The northernmost distributed group of lizards belonging to Phymaturus occurs in rocky outcrops of the Puna region between 3600-4200 m in Argentina. In a recent phylogenetic study based on morphological and genetic information, the monophyly of this small lineage was corroborated. This group is formed by Phymaturus antofagastensis, P. laurenti, P. denotatus, P. mallimaccii and a population of uncertain taxonomic status until the present study. After obtaining new samples and observations, we described a new species belonging to this lineage that is known only from Sierra de Fiambalá, being the species of Phymaturus living at the highest elevation ever recorded (4500 m). Males have a homogeneous yellow dorsum and lack melanic coloration over their heads, a phenomenon found in males of most species of the palluma group. We provide a detailed diagnosis, including characters from the squamation, coloration and significant differences found among continuous characters (ANOVA). Furthermore, we present genetic distances among members of the mallimaccii subclade based on sequences of the cytb marker. We provide color photos showing pattern variation of males and females. We reanalyze the phylogenetic relationships within the entire palluma group and update info on all members of the antofagastensis lineage based on new samples and make a better supported hypothesis. We also evaluate the phylogenetic position of the new taxon.

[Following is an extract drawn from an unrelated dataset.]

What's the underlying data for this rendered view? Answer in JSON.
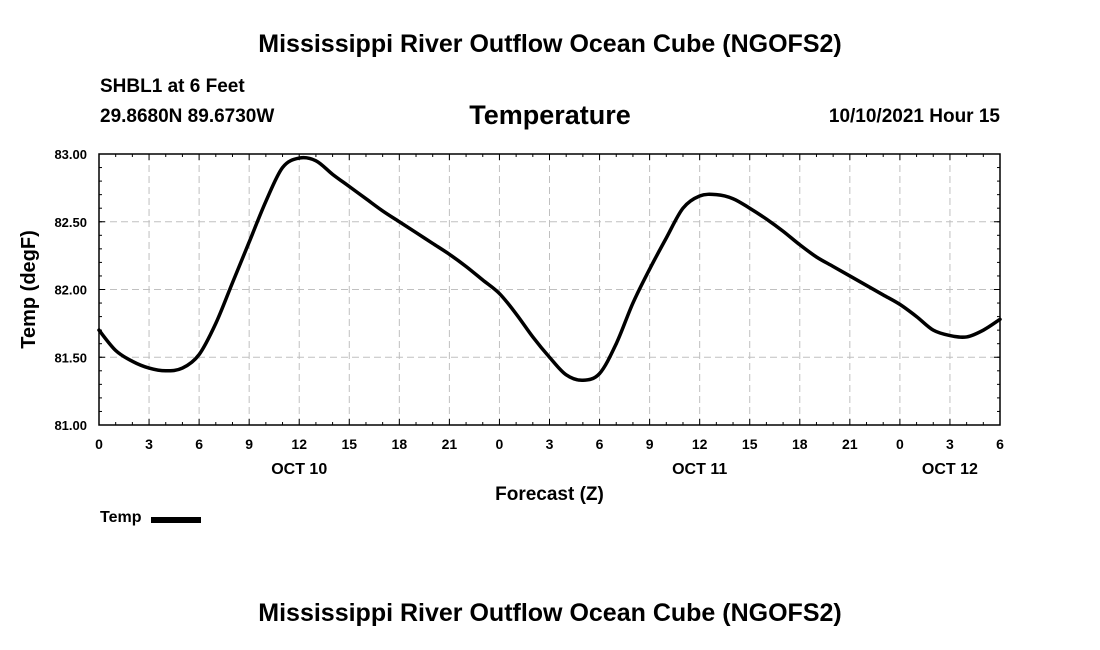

But they move! Vicariance and dispersal in southern South America: Using two methods to reconstruct the biogeography of a clade of lizards endemic to South America.

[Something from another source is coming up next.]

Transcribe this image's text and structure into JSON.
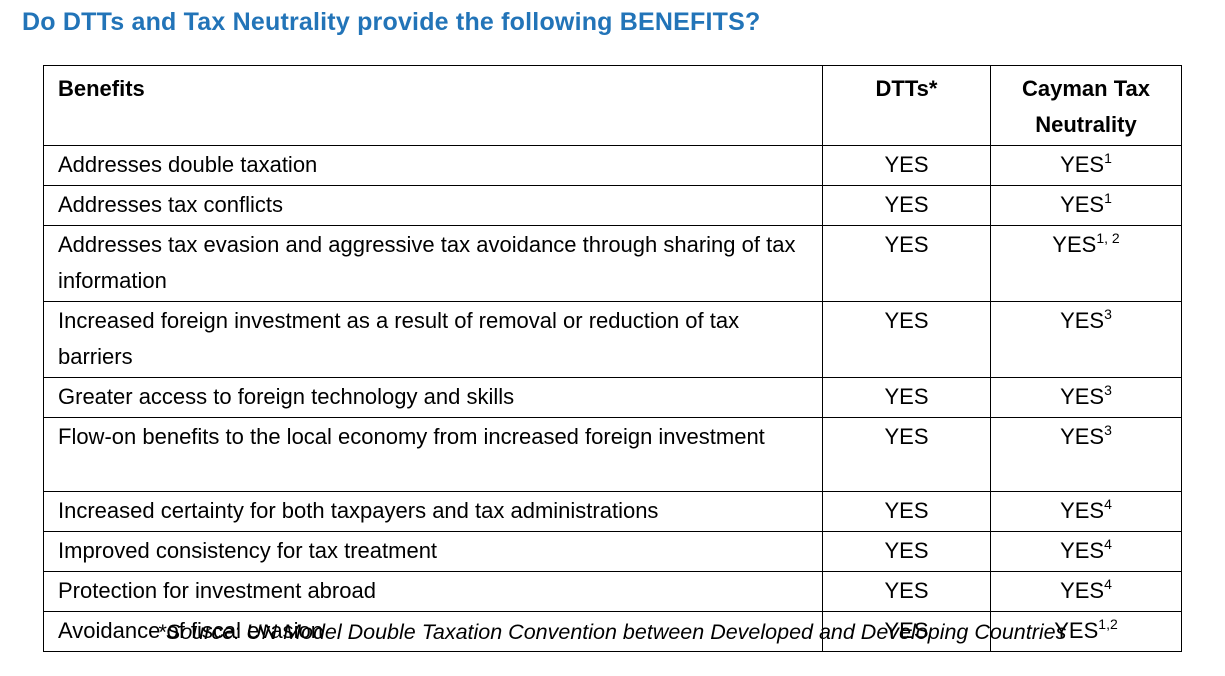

This study aims to identify events that modeled the historical biogeography of Phymaturus, using three methodologies: Spatial Analysis of Vicariance (VIP), Statistical Dispersal-Vicariance Analysis (S-DIVA), and Bayesian Binary Method MCMC (BBM). In order to assign areas for the Dispersal-Vicariance and the BBM analyses, we preferred not to use predefined areas, but to identify areas defined via an endemism analysis of Phymaturus species. The analyses were conducted using the same basic topology, which we obtained by constructing a metatree with two recent phylogenies, both morphology and molecular-based. This topology was also used to obtain time divergence estimates in BEAST, using more outgroups than for the metatree in order to get more accurate estimates. The S-DIVA analysis based on the metatree found 25 vicariance events, 20 dispersals and two extinctions; the S-DIVA analysis based on the BEAST tree yielded 30 vicariance events, 42 dispersal events and five extinctions, and the BBM analysis yielded 63 dispersal events, 28 vicariance events and 1 extinction event. According to the metatree analysis, the ancestral area for Phymaturus covers northern Payunia and southern Central Monte. A vicariant event fragmented the ancestral distribution of the genus, resulting in northern Payunia and southern Central Monte as ancestral area for the P. palluma group, and southern Payunia for the P. patagonicus group. The analysis based on the BEAST tree showed a more complex reconstruction, with several dispersal and extinction events in the ancestral node. The Spatial Analysis of Vicariance identified 41 disjunct sister nodes and removed 10 nodes. The barrier that separates the P. palluma group from the P. patagonicus group is roughly congruent with the southern limit of the P. palluma group. The ancestral range for the genus occupies a central position relative to the distribution of the group, which implies that the species must have migrated to the north (P. palluma group) and to the south (P. patagonicus group). To answer questions related to the specific timing of the events, a molecular clock for Phymaturus was obtained, using a Liolaemus fossil for calibration. The present contribution provides a hypothetical framework for the events that modeled the distribution of Phymaturus.